Der französische Autohersteller PSA Peugeot Citroën erwägt Medienberichten zufolge eine Übernahme der General-Motors-Tochter Opel. Die französische Nachrichtenagentur AFP zitierte am Dienstag einen Unternehmens-Sprecher, PSA "erkunde die Möglichkeit, Opel zu übernehmen".
Noch ist nichts in trockenen Tüchern. Aber nach derzeitigem Stand gibt es zwischen GM und Peugeot Gespräche über die Zukunft von Opel. Die Nachrichtenagentur Bloomberg hatte unter Berufung auf mit der Angelegenheit vertraute Personen berichtet, PSA, zu dem französischen Konzern gehören die Marken Peugeot, Citroën und DS, habe Interesse an der Übernahme der Europasparte des US-Autobauers General Motors.
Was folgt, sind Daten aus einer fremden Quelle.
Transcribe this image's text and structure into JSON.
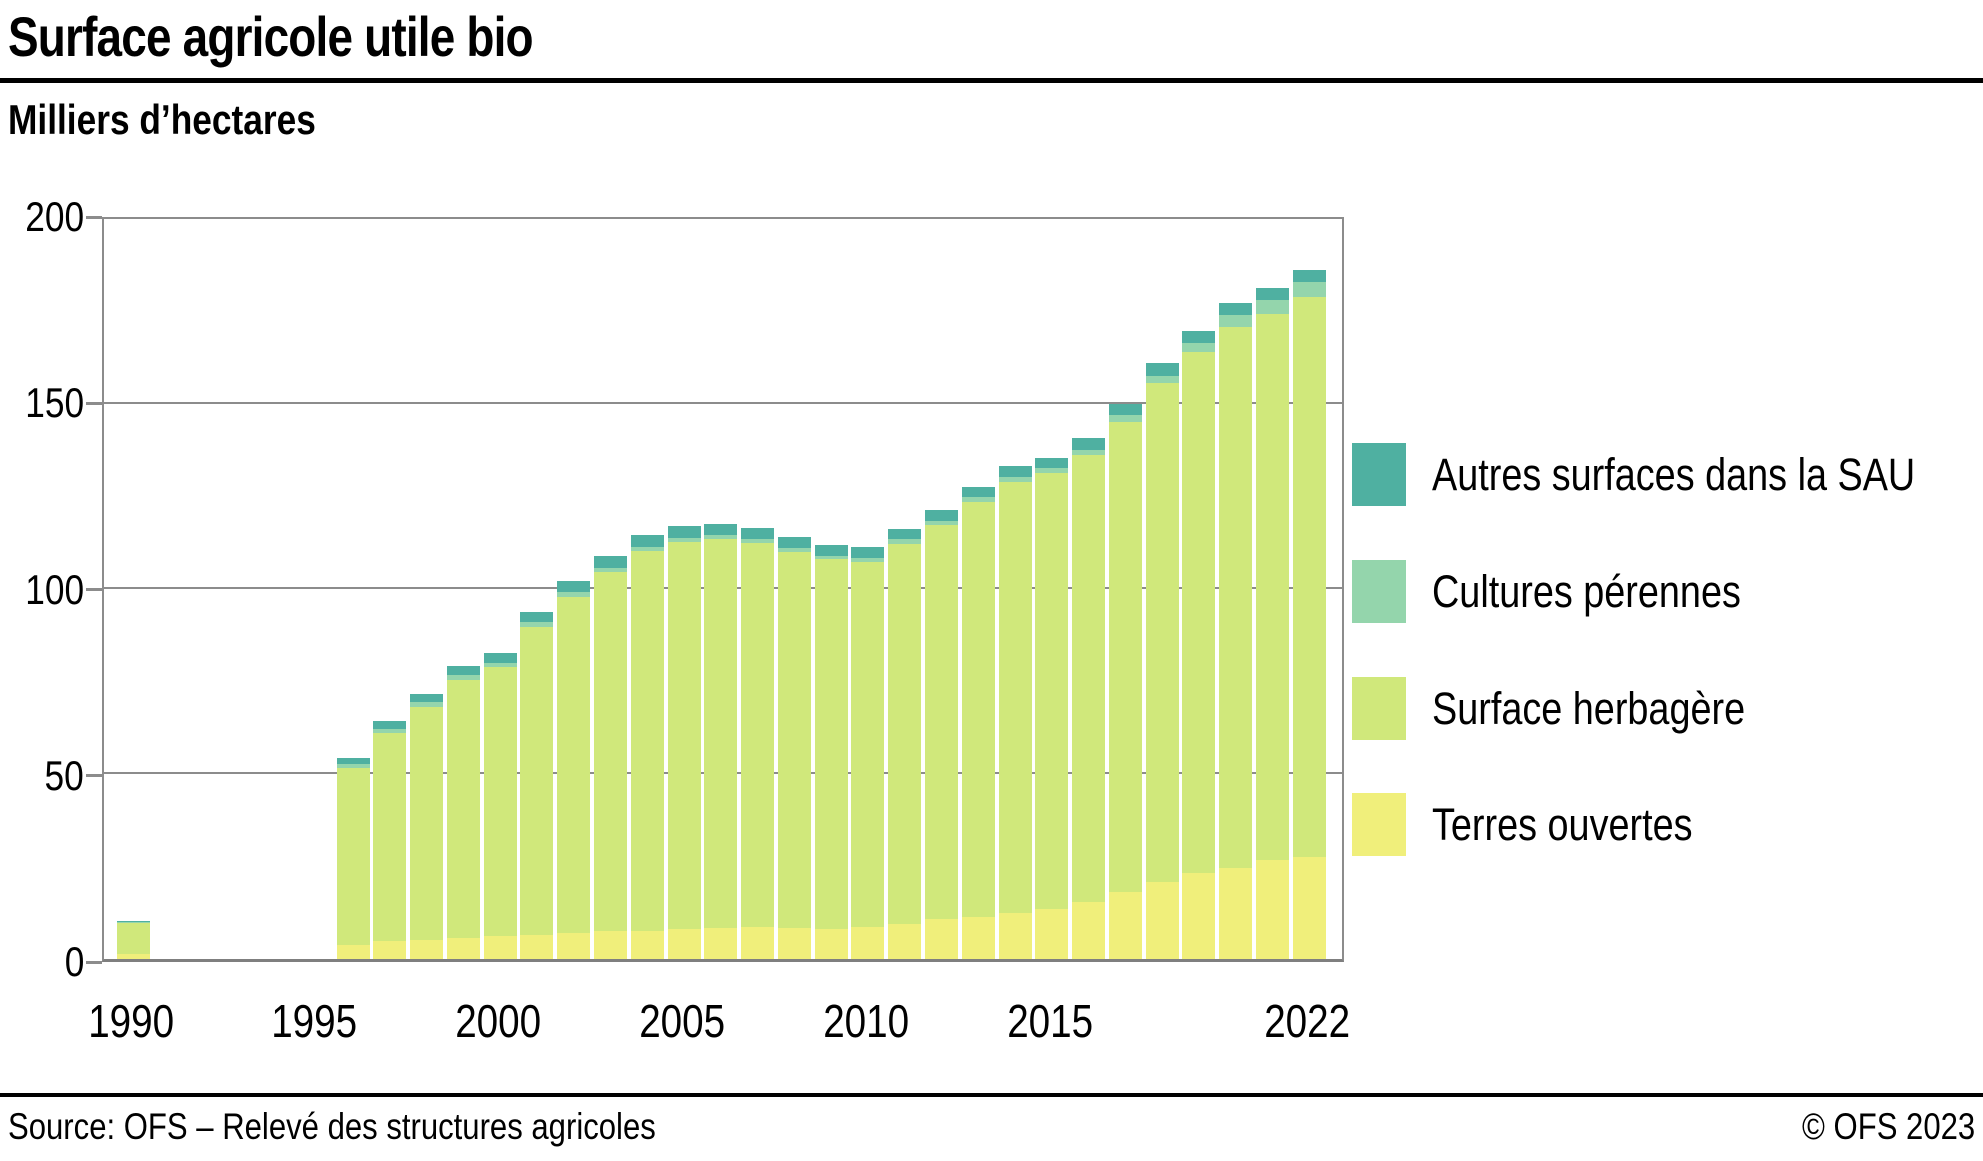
{
  "header": {
    "title": "Surface agricole utile bio",
    "subtitle": "Milliers d’hectares"
  },
  "footer": {
    "source": "Source: OFS – Relevé des structures agricoles",
    "copyright": "© OFS 2023"
  },
  "colors": {
    "autres_surfaces": "#4FB0A1",
    "cultures_perennes": "#94D5AC",
    "surface_herbagere": "#D0E87B",
    "terres_ouvertes": "#F0EF7B",
    "grid": "#8C8C8C",
    "rule": "#000000"
  },
  "legend": {
    "items": [
      {
        "label": "Autres surfaces dans la SAU",
        "color": "#4FB0A1"
      },
      {
        "label": "Cultures pérennes",
        "color": "#94D5AC"
      },
      {
        "label": "Surface herbagère",
        "color": "#D0E87B"
      },
      {
        "label": "Terres ouvertes",
        "color": "#F0EF7B"
      }
    ]
  },
  "chart_data": {
    "type": "bar",
    "stacked": true,
    "title": "Surface agricole utile bio",
    "ylabel": "Milliers d’hectares",
    "xlabel": "",
    "ylim": [
      0,
      200
    ],
    "grid": "horizontal every 50",
    "legend_position": "right",
    "yticks": [
      0,
      50,
      100,
      150,
      200
    ],
    "xtick_years": [
      1990,
      1995,
      2000,
      2005,
      2010,
      2015,
      2022
    ],
    "categories": [
      1990,
      1996,
      1997,
      1998,
      1999,
      2000,
      2001,
      2002,
      2003,
      2004,
      2005,
      2006,
      2007,
      2008,
      2009,
      2010,
      2011,
      2012,
      2013,
      2014,
      2015,
      2016,
      2017,
      2018,
      2019,
      2020,
      2021,
      2022
    ],
    "series": [
      {
        "name": "Terres ouvertes",
        "color": "#F0EF7B",
        "values": [
          1.3,
          3.8,
          4.9,
          5.1,
          5.7,
          6.2,
          6.5,
          7.0,
          7.6,
          7.6,
          8.1,
          8.4,
          8.6,
          8.5,
          8.1,
          8.6,
          9.5,
          10.8,
          11.4,
          12.4,
          13.5,
          15.4,
          18.1,
          20.8,
          23.2,
          24.6,
          26.8,
          27.6
        ]
      },
      {
        "name": "Surface herbagère",
        "color": "#D0E87B",
        "values": [
          8.4,
          47.7,
          56.1,
          63.1,
          69.8,
          72.7,
          83.3,
          90.9,
          97.0,
          102.7,
          104.7,
          105.2,
          103.9,
          101.5,
          99.9,
          98.8,
          102.8,
          106.5,
          112.0,
          116.6,
          117.8,
          120.9,
          127.0,
          134.9,
          140.9,
          146.3,
          147.6,
          151.3
        ]
      },
      {
        "name": "Cultures pérennes",
        "color": "#94D5AC",
        "values": [
          0.5,
          1.3,
          1.3,
          1.2,
          1.2,
          1.2,
          1.2,
          1.2,
          1.2,
          1.1,
          1.0,
          1.0,
          1.0,
          1.0,
          1.0,
          1.0,
          1.1,
          1.2,
          1.4,
          1.3,
          1.3,
          1.3,
          2.0,
          2.0,
          2.4,
          3.2,
          3.8,
          4.2
        ]
      },
      {
        "name": "Autres surfaces dans la SAU",
        "color": "#4FB0A1",
        "values": [
          0.2,
          1.6,
          2.0,
          2.2,
          2.4,
          2.5,
          2.8,
          3.0,
          3.0,
          3.1,
          3.1,
          3.1,
          3.0,
          3.0,
          2.9,
          2.9,
          2.9,
          2.9,
          2.9,
          2.9,
          2.9,
          3.1,
          2.9,
          3.3,
          3.1,
          3.1,
          3.1,
          3.0
        ]
      }
    ],
    "totals": [
      10.4,
      54.4,
      64.3,
      71.6,
      79.1,
      82.6,
      93.8,
      102.1,
      108.8,
      114.5,
      116.9,
      117.7,
      116.5,
      114.0,
      111.9,
      111.3,
      116.3,
      121.4,
      127.7,
      133.2,
      135.5,
      140.7,
      150.0,
      161.0,
      169.6,
      177.2,
      181.3,
      186.1
    ]
  }
}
Am späten Nachmittag haben General Motors und PSA Group die Sondierung bestätigt. Man überprüfe regelmäßig im Rahmen der bestehenden Kooperation - die bisher drei Projekte in Europa umfasst - eine Ausdehnung der Synergien. Man erwäge zahlreiche strategische Initiativen zur Verbesserung der Rentabilität und der operativen Effizienz, "darunter eine mögliche Übernahme von Opel  und Vauxhall durch PSA". Eine Vereinbarung könne in den kommenden Wochen zustande kommen, hieß es. Allerdings könnten die Gespräche auch noch scheitern.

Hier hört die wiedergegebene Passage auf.